All of the above! It is extremely important to have both your accountant and attorney involved from the beginning. A good business broker can connect you with potential buyers. You will also want your wealth manager or financial adviser involved from the beginning. They can plan how the proceeds will be invested and help you ensure you’re making the best decisions for your financial future.

5. What is a business valuation?

A business valuation is a process in which a professional business evaluator or CPA specializing in business valuation helps assess the fair value of your business. There are various methods for valuing a business, and which one is used for your business will depend on your industry and the reason for the valuation. Generally, no matter which method is used, the CPA or evaluator may analyze the company’s management/capital structure, the market value of assets it owns, and its prospects for future earnings. As the business owner, you will need to provide financial statements, including the income statement and balance sheet.

6. What documents will you need for the process of selling your business?

Typically, a buyer will go through what is called “due diligence.” During this process, the buyer will want to see such documents as financial records, customer lists and prior years’ tax returns. Buyers typically focus on the income statement and how the business has been doing over the past 12 months, as well as over the past 3-5 years. Often, a business valuation is provided to demonstrate the value of the business being sold.

7. How should you handle the profits from selling your business? How do you offset capital gains on the sale of a business?

The primary source of income for a business owner normally comes from profit generated by the business. Once a sale is complete, this income will need to be replaced by investment returns generated from the sale proceeds. It is critical that the business owner work with a financial professional to determine the proper investment strategy to fund ongoing income needs and other financial goals. Part of that planning process is to minimize taxes from the transaction by structuring the purchase price allocation to minimize current-year taxes. Additionally, a financial professional would optimize the income stream for efficient tax treatment going forward.

8. How can you best plan for a business transition?

The first step is to work with your accounting professional and financial professional to determine an initial estimate of a valuation and consider whether that sales price would be sufficient to fund your ongoing financial needs. Next, this same coordinated team should work to position the company in the most favorable light to a potential buyer and establish a fair valuation. This would include a thorough analysis of the financials for pro forma adjustments that would highlight the true profitability and value to a new owner. This should all be done before any engagement with potential buyers in the deal process.
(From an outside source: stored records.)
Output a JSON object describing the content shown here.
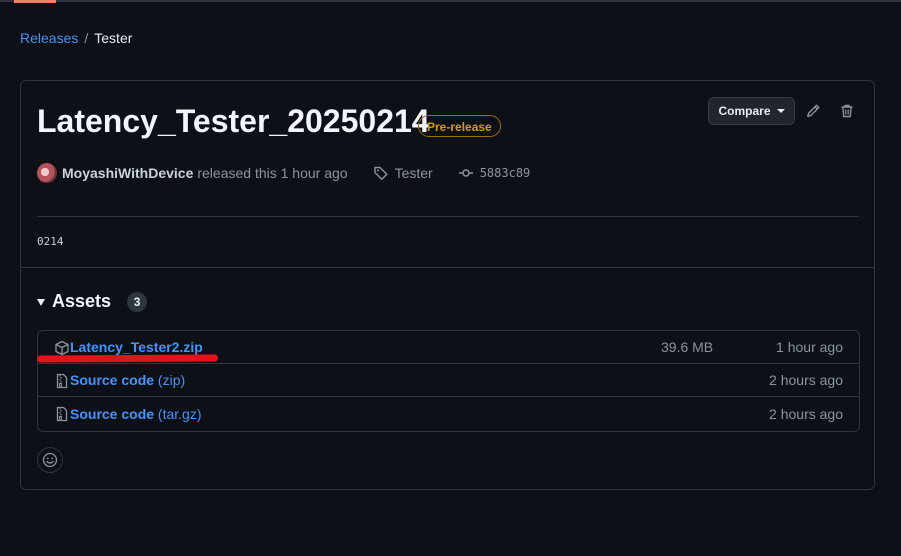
{
  "breadcrumb": {
    "parent": "Releases",
    "separator": "/",
    "current": "Tester"
  },
  "release": {
    "title": "Latency_Tester_20250214",
    "badge": "Pre-release",
    "compare_label": "Compare",
    "author": "MoyashiWithDevice",
    "released_text": "released this 1 hour ago",
    "tag": "Tester",
    "commit": "5883c89",
    "body": "0214"
  },
  "assets": {
    "heading": "Assets",
    "count": "3",
    "items": [
      {
        "name": "Latency_Tester2.zip",
        "format": "",
        "size": "39.6 MB",
        "time": "1 hour ago",
        "icon": "package-icon"
      },
      {
        "name": "Source code",
        "format": "(zip)",
        "size": "",
        "time": "2 hours ago",
        "icon": "file-zip-icon"
      },
      {
        "name": "Source code",
        "format": "(tar.gz)",
        "size": "",
        "time": "2 hours ago",
        "icon": "file-zip-icon"
      }
    ]
  },
  "colors": {
    "background": "#0d1117",
    "link": "#4493f8",
    "badge": "#d29922",
    "annotation": "#e5121e"
  }
}
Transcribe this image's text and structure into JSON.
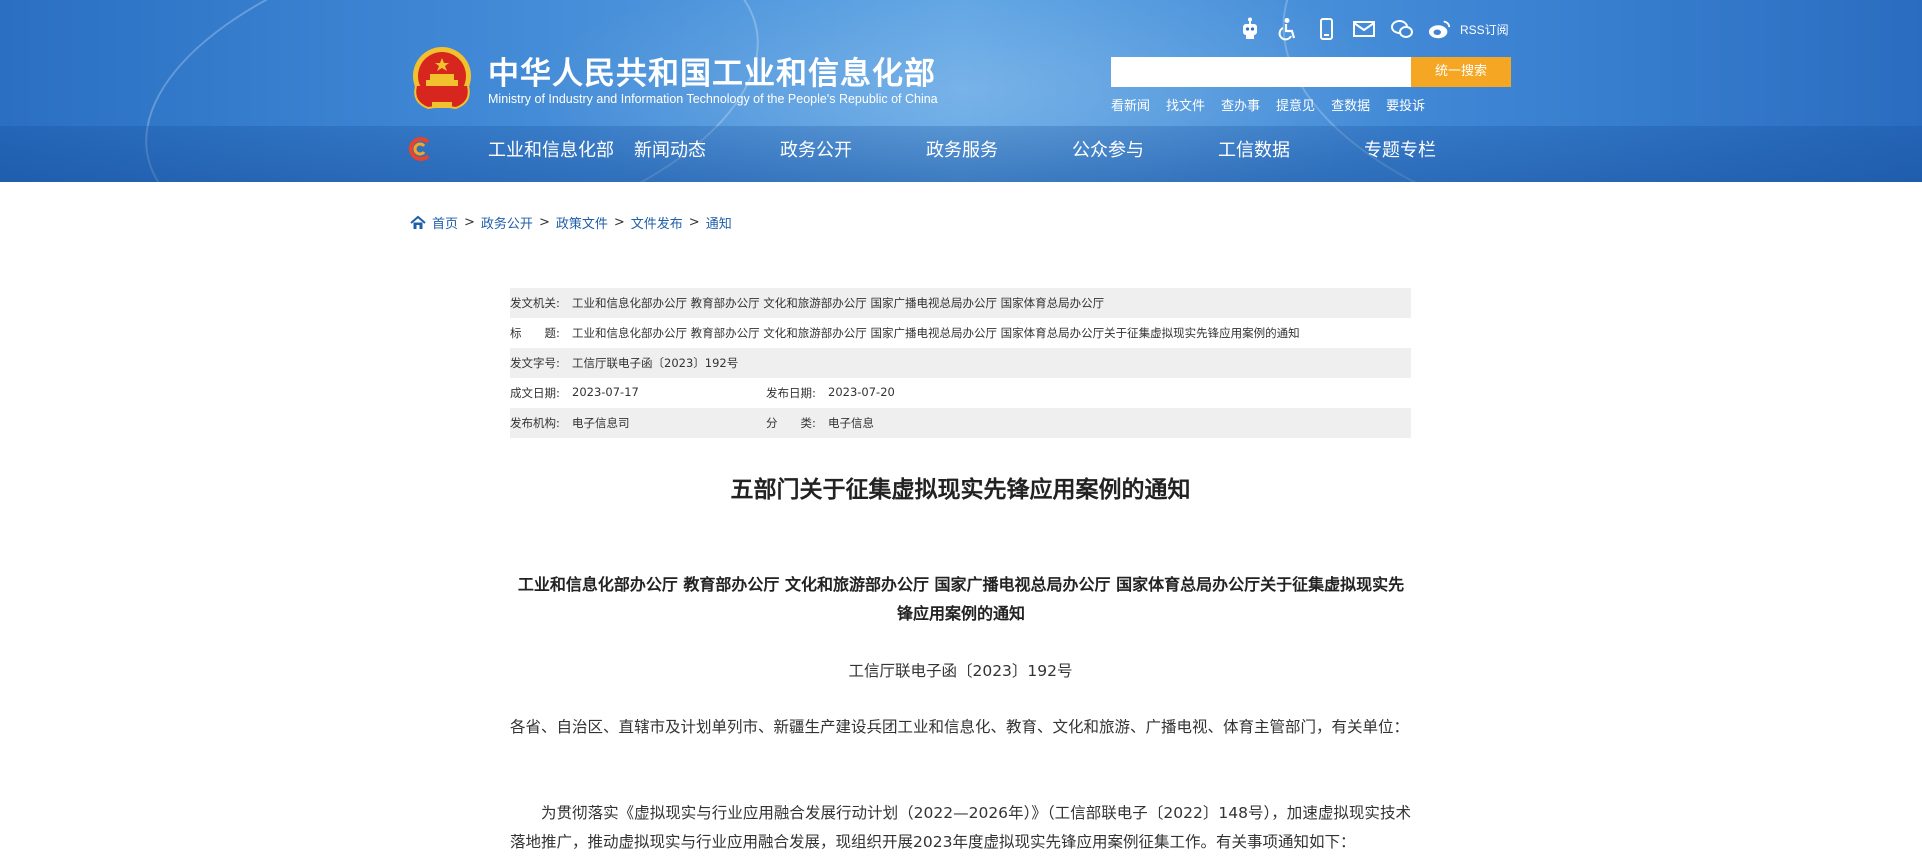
{
  "header": {
    "title": "中华人民共和国工业和信息化部",
    "subtitle": "Ministry of Industry and Information Technology of the People's Republic of China",
    "tools": [
      {
        "icon": "robot-assistant-icon"
      },
      {
        "icon": "accessibility-icon"
      },
      {
        "icon": "mobile-phone-icon"
      },
      {
        "icon": "mail-icon"
      },
      {
        "icon": "wechat-icon"
      },
      {
        "icon": "weibo-icon"
      }
    ],
    "rss_label": "RSS订阅",
    "search": {
      "placeholder": "",
      "button_label": "统一搜索"
    },
    "quick_links": [
      "看新闻",
      "找文件",
      "查办事",
      "提意见",
      "查数据",
      "要投诉"
    ],
    "nav": [
      "工业和信息化部",
      "新闻动态",
      "政务公开",
      "政务服务",
      "公众参与",
      "工信数据",
      "专题专栏"
    ]
  },
  "breadcrumb": [
    "首页",
    "政务公开",
    "政策文件",
    "文件发布",
    "通知"
  ],
  "info": {
    "issuer_label": "发文机关:",
    "issuer": "工业和信息化部办公厅 教育部办公厅 文化和旅游部办公厅 国家广播电视总局办公厅 国家体育总局办公厅",
    "title_label": "标　　题:",
    "title": "工业和信息化部办公厅 教育部办公厅 文化和旅游部办公厅 国家广播电视总局办公厅 国家体育总局办公厅关于征集虚拟现实先锋应用案例的通知",
    "number_label": "发文字号:",
    "number": "工信厅联电子函〔2023〕192号",
    "written_label": "成文日期:",
    "written": "2023-07-17",
    "published_label": "发布日期:",
    "published": "2023-07-20",
    "org_label": "发布机构:",
    "org": "电子信息司",
    "category_label": "分　　类:",
    "category": "电子信息"
  },
  "article": {
    "title": "五部门关于征集虚拟现实先锋应用案例的通知",
    "heading": "工业和信息化部办公厅  教育部办公厅  文化和旅游部办公厅  国家广播电视总局办公厅  国家体育总局办公厅关于征集虚拟现实先锋应用案例的通知",
    "doc_number": "工信厅联电子函〔2023〕192号",
    "addressee": "各省、自治区、直辖市及计划单列市、新疆生产建设兵团工业和信息化、教育、文化和旅游、广播电视、体育主管部门，有关单位：",
    "body": "为贯彻落实《虚拟现实与行业应用融合发展行动计划（2022—2026年）》（工信部联电子〔2022〕148号），加速虚拟现实技术落地推广，推动虚拟现实与行业应用融合发展，现组织开展2023年度虚拟现实先锋应用案例征集工作。有关事项通知如下："
  }
}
9. What are elements of a successful business succession plan?

In general, succession planning should be a part of a strategic plan that’s reviewed on a regular basis. This would include keeping a list of potential suitors and evaluating the strength of the management team for the potential of a management buyout.

Additionally, you should monitor comparable transactions and valuations for similar businesses to determine the best timing for succession. As you work out terms with a buyer, the actual succession process to the new owner should be negotiated by your professional transaction team.